Colby became paralyzed from the chest down after a car crash in 1993 damaged his spinal cord at C-5, which is the fifth neck vertebra. He now holds a doctorate in communications and says computers helped him get it.
"If I had been injured in, let's say 1972, as a C-5 quadriplegic, I think the difference between now and then is just enormous," Colby says. "In particular, just communication and then being able to go to school. You need a computer, really, not an Underwood typewriter. The computing technologies have made it so much easier for persons like me to be integrated into society, really."
New advances help people with impaired vision access computer screens
Voice-recognition software allows Colby to speak commands to his computer instead of typing them. Similar programs help people who are deaf by transforming spoken words into closed-captioned text. The biggest recent advances address the needs of those who can't see computer screens.
Anne Taylor may be blind, but she is a wizard on computers.
"I'm director of access technology at the National Federation of the Blind, and I have to know everything there is to know about screen-access technology," she says.
At this assistive technology conference, she's using a state-of-the-art screen-reading program that transforms computer instructions and information into audio.
The newest technologies include ways to convert on-screen engineering diagrams into raised-relief pages, so that vision-impaired engineering students can trace the printed diagrams with their fingers like braille.
"It's a combination of braille and these tactiles, and that gives her access to the content of the class," says Howard Kramer, coordinator of the conference.
Cost of expensive technologies drops as they are adopted widely
Kramer says providing these special tools can cost time and money, but it's the right thing to do. What's more, the Americans with Disabilities Act and the Individuals with Disabilities Education Act require employers and educational institutions to make reasonable efforts to give people with disabilities the tools they need.
"Even if people didn't want to do it because it's expensive, it's still required by law," Kramer says.
All this technology is expensive, but Kramer notes that the more widely it's used, the more the price comes down. He points to the voice-activated software that allows someone who is paralyzed to use a computer without having to type.

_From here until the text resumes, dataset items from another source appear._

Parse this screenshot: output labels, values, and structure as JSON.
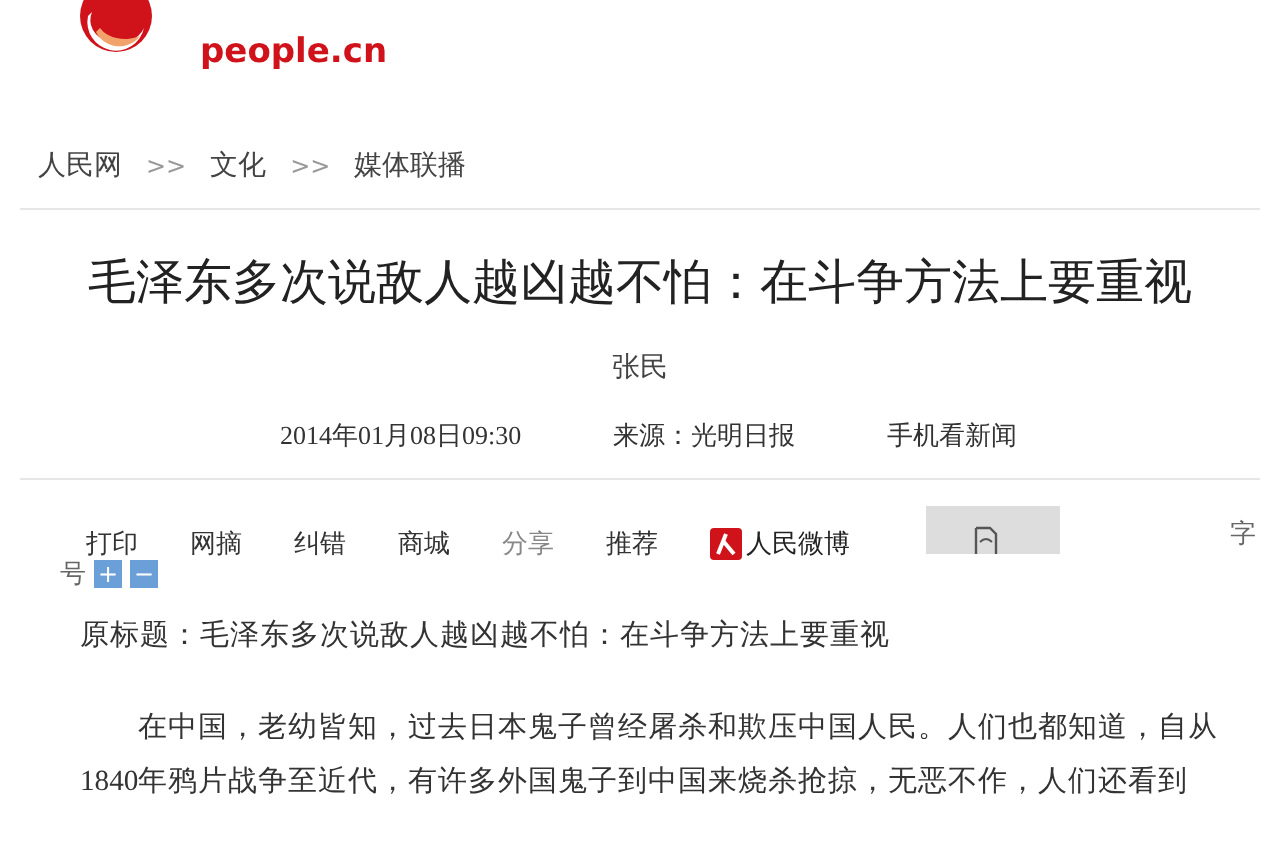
{
  "logo": {
    "text": "people.cn"
  },
  "breadcrumb": [
    {
      "label": "人民网"
    },
    {
      "label": "文化"
    },
    {
      "label": "媒体联播"
    }
  ],
  "breadcrumb_separator": ">>",
  "article": {
    "title": "毛泽东多次说敌人越凶越不怕：在斗争方法上要重视",
    "author": "张民",
    "date": "2014年01月08日09:30",
    "source": "来源：光明日报",
    "mobile_link": "手机看新闻"
  },
  "toolbar": [
    {
      "label": "打印",
      "disabled": false
    },
    {
      "label": "网摘",
      "disabled": false
    },
    {
      "label": "纠错",
      "disabled": false
    },
    {
      "label": "商城",
      "disabled": false
    },
    {
      "label": "分享",
      "disabled": true
    },
    {
      "label": "推荐",
      "disabled": false
    }
  ],
  "weibo": {
    "label": "人民微博"
  },
  "font_size": {
    "label_top": "字",
    "label_bottom": "号",
    "increase": "+",
    "decrease": "−"
  },
  "body": {
    "original_title": "原标题：毛泽东多次说敌人越凶越不怕：在斗争方法上要重视",
    "paragraphs": [
      "在中国，老幼皆知，过去日本鬼子曾经屠杀和欺压中国人民。人们也都知道，自从1840年鸦片战争至近代，有许多外国鬼子到中国来烧杀抢掠，无恶不作，人们还看到"
    ]
  }
}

"I can remember when it first came out. It was about 20 years ago. I believe the cost was $20,000, and now a program like Naturally Speaking, you can buy the mid-level product for about $180," he says.
More computers, training needed to take advantage of developments
There have been similar price reductions for screen-reading software, as well as tremendous advances in the technologies behind them. Take the program Federation of the Blind spokeswoman Anne Taylor is testing at the conference. It's called JAWS Tandem. It lets two people in different locations listen to the same computerized voice reading the text and instructions on an Internet site. She says this will help more experienced users train other people.

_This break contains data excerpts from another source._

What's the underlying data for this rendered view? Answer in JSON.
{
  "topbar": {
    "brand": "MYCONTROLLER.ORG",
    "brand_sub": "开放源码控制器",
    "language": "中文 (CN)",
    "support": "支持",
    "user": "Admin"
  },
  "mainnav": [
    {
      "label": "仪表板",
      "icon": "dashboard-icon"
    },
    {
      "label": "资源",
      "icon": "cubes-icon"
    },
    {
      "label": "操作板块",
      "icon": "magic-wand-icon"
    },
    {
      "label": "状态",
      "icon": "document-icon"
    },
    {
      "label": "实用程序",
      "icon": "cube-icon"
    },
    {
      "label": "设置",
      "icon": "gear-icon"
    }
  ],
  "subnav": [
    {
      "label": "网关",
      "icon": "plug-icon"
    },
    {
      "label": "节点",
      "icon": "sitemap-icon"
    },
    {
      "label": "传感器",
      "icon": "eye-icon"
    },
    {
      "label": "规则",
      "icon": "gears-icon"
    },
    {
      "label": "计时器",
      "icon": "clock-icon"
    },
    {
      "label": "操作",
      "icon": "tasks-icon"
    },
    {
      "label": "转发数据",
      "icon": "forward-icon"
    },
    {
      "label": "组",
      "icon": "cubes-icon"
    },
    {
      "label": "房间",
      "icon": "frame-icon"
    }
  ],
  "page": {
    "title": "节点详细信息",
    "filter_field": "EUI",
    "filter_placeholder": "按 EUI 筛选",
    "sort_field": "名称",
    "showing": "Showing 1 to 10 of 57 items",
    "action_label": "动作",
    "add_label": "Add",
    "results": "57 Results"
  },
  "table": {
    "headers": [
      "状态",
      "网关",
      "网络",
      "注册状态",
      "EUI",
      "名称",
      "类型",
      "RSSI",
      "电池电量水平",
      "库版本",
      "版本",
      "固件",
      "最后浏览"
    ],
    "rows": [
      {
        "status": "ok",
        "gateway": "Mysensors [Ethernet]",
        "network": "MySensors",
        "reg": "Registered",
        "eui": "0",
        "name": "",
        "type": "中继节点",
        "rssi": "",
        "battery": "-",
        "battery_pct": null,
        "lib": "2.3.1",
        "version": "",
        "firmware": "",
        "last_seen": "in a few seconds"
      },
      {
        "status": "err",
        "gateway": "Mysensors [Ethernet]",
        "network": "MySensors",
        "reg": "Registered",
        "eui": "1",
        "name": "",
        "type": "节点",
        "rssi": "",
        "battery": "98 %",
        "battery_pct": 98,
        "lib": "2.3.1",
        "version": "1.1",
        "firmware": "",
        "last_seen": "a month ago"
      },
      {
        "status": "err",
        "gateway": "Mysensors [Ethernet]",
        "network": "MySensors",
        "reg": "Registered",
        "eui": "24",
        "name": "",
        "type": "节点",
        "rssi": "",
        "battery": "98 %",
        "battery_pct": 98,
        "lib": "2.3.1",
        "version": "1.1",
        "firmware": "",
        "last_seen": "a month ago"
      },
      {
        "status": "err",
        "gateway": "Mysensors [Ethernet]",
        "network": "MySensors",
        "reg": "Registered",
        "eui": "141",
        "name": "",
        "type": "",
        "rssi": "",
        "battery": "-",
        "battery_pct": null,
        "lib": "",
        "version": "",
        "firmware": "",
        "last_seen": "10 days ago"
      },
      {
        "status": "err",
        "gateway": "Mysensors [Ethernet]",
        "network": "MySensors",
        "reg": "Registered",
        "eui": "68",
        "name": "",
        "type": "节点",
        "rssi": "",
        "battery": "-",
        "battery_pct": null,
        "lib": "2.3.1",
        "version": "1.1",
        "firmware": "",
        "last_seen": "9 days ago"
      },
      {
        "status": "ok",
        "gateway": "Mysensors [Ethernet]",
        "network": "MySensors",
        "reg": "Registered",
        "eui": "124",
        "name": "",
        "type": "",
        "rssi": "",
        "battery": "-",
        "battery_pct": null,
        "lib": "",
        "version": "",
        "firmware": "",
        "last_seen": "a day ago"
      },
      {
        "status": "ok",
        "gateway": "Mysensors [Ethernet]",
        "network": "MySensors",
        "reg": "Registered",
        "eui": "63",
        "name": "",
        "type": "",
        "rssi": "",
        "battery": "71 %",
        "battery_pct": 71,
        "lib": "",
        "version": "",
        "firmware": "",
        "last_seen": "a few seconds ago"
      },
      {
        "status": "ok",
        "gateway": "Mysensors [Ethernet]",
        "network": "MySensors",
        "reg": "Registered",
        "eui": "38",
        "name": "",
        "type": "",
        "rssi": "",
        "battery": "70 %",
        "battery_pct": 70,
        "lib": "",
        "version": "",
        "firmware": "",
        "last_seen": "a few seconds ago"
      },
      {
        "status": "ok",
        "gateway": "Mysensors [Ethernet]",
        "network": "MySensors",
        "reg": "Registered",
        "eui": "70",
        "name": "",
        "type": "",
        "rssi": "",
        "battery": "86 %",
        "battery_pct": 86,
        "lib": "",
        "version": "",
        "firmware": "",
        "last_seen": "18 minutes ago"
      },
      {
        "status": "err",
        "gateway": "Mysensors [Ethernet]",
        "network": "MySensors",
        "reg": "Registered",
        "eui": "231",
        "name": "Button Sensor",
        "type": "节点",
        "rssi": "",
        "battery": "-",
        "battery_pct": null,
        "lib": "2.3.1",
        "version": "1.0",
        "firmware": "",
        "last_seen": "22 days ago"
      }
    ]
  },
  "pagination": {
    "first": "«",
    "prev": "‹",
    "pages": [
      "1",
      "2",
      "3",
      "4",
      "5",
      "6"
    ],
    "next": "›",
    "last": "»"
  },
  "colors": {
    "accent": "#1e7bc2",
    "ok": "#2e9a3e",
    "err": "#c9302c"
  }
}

"This is a key thing here. We don't have enough trainers, access-technology trainers," she says. "So you see a lot of blind people who are familiar with screen-access technology spend time helping each other out. JAWS Tandem is going to facilitate that tremendously."
While the newest technologies are often the most expensive, Eric Damery, with JAWS Tandem, says some of their products are available in developing nations at a lower cost. But he cautions that the software is worthless unless users have personal computers and people who can train them to use the machines.
"If they had all the screen readers in the world, it wouldn't help them if they didn't have the computers, if they didn't have connections to the Internet, if they didn't have the instruction," Damery says. "So you've got to get people there who can support them and help them do it. There's nothing worse than giving people half a tool so they still can't do it."
By partnering with groups that supply personal computers and trainers and by learning from each other, the experts at the assistive technology conference hope to get their special tools to more of the people who need them.